As a kid with a wide imagination, I really imagined a lot of things back then, from the romance and action genres to comedy and drama. I also love to imagine myself winning in a lottery, you know, those impossible scenarios, haha. But my favorite genre is romance, of course, like those sweet romance stories with a handsome and rich man who falls in love with a poor girl trope—something like that. It's really just fun to imagine these kinds of things. Another favorite of mine was imagining myself working my way up the ladder of success. Getting a nice job, my dream house, and a wallet that never runs out. Having this kind of imagination that I thought was closer to reality helps me a lot during tough times back then.

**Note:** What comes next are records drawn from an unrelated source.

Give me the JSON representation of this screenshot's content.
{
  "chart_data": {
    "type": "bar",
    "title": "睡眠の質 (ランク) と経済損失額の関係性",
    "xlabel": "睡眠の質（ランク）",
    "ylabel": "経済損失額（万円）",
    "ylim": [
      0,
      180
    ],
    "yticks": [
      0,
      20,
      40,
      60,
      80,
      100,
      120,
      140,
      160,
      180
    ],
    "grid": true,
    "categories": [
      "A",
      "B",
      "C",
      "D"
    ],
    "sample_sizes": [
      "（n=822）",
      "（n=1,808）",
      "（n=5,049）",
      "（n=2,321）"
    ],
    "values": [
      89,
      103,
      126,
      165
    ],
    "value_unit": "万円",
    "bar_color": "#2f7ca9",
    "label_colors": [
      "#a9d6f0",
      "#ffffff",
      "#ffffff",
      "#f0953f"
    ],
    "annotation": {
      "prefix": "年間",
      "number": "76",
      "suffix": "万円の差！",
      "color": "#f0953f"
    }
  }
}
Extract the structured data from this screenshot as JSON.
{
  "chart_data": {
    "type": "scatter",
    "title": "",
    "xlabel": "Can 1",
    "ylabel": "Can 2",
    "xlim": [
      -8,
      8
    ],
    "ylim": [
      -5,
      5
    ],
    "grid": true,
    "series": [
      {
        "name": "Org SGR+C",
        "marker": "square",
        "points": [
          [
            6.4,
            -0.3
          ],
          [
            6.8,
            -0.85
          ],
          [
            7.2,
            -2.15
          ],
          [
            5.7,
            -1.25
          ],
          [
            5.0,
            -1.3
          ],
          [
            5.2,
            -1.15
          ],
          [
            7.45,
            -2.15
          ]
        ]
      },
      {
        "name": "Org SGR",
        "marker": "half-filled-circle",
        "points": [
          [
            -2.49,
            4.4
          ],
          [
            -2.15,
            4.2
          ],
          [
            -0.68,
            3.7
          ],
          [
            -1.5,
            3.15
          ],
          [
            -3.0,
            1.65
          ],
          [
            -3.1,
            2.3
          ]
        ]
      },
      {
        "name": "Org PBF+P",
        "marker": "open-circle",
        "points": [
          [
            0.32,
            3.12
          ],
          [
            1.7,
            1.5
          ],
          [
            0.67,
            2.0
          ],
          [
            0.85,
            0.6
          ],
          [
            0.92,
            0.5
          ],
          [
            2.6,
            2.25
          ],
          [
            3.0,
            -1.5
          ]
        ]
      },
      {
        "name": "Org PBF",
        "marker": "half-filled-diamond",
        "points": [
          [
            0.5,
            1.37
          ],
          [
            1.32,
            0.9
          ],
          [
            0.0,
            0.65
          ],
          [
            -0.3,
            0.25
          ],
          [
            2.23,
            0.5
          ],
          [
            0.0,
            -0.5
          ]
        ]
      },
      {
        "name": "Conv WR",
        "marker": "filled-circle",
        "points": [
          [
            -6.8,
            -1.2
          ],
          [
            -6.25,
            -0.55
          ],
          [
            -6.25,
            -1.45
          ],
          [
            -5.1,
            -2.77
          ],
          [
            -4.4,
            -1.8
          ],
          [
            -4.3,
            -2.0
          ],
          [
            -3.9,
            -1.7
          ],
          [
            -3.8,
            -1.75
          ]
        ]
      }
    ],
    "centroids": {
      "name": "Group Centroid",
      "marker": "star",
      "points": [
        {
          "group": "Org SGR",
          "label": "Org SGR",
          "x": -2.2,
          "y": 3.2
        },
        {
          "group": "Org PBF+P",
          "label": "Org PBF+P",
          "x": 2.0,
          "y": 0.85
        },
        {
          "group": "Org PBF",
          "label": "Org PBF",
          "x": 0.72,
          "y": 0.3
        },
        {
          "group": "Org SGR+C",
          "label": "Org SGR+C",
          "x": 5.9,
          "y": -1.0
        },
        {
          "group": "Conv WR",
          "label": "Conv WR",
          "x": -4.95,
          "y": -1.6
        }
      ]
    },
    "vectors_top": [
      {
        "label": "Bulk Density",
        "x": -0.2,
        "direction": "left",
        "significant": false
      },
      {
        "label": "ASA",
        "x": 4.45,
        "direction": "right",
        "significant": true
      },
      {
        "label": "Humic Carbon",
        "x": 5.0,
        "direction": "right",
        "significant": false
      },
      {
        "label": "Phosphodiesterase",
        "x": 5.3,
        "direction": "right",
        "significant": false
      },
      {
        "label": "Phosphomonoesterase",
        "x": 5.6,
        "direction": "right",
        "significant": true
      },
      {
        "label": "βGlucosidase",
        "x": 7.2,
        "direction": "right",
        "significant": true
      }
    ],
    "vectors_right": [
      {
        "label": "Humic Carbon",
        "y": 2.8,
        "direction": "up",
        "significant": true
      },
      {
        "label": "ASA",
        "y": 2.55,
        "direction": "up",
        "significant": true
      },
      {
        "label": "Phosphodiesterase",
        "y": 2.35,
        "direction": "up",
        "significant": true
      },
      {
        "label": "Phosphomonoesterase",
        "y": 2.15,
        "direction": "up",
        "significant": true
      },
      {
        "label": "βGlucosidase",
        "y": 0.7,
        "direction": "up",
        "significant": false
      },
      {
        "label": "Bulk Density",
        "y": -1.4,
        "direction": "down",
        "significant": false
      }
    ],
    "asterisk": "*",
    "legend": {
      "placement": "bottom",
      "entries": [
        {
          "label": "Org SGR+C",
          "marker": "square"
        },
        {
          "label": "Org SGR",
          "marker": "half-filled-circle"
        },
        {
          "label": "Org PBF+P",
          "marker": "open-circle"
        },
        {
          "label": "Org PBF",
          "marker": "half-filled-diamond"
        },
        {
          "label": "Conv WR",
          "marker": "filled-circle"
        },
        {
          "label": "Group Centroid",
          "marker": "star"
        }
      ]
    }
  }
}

Seriously, my imagination till now is still as wide as I was as a kid. Until now, I still imagine myself winning in a lottery and living the life I wished I had before. It's fun having an imagination like this, it helps me cope with whatever bad situation I am in. And with my imagination as a kid, I thought I would be able to make even one dream come true today. Although I am living comfortably right now and I can eat three meals a day, still, it's far from what I pictured myself as an adult when I was just a kid.
And seriously, I don't really need much riches, all I want is a happy home, a wallet that never runs out of money, and a life where I don't have to think about where to get cash to buy basic necessities. I still get a headache today whenever I think about this. Like the other day, I had already used up all of my sanitary pads, and I needed to buy them now. But then, I have to set them aside for now because I still have things I have to get first, I have to prioritize, in other words.

Back when I was a kid, I thought if I became an adult, I could get all that I wanted easily, but it didn't mean that I want all this alcohol, not this, (≧▽≦). As a shy person, it's actually really hard. Although I tried, but only once. And I never tried again. And now I am happily stuck at home with my oldies. I am not complaining, though. As a shy person that easily gets intimidated with everything, this is a good thing for me. But because I don't have a regular job, I can't just buy what I want. It's always needs versus needs.
But if I will compare my life today and back in 2015 to 2018, my life today is much easier. Back then I was really just a palamunin at home, haha. It only changed in 2019 when I discovered this crypto blogging site called read.cash. That site really helps me a lot during the pandemic too. I was able to save up too, and now I have a small savings. Then there's Hive, which has been helping me a lot until now. Thanks to that, I can help at home using half of my rewards here. I can say I have "ambag" now, or contribution at home. Lol

Even though my financial status right now is far from what I dreamed of, I am still happy and contented. But if I'm given a chance, of course, I will try to change that. But for now, I am happy with how things are right now. I'm not living the best of the bestest life, but I'm living happily, and that's just alright, no?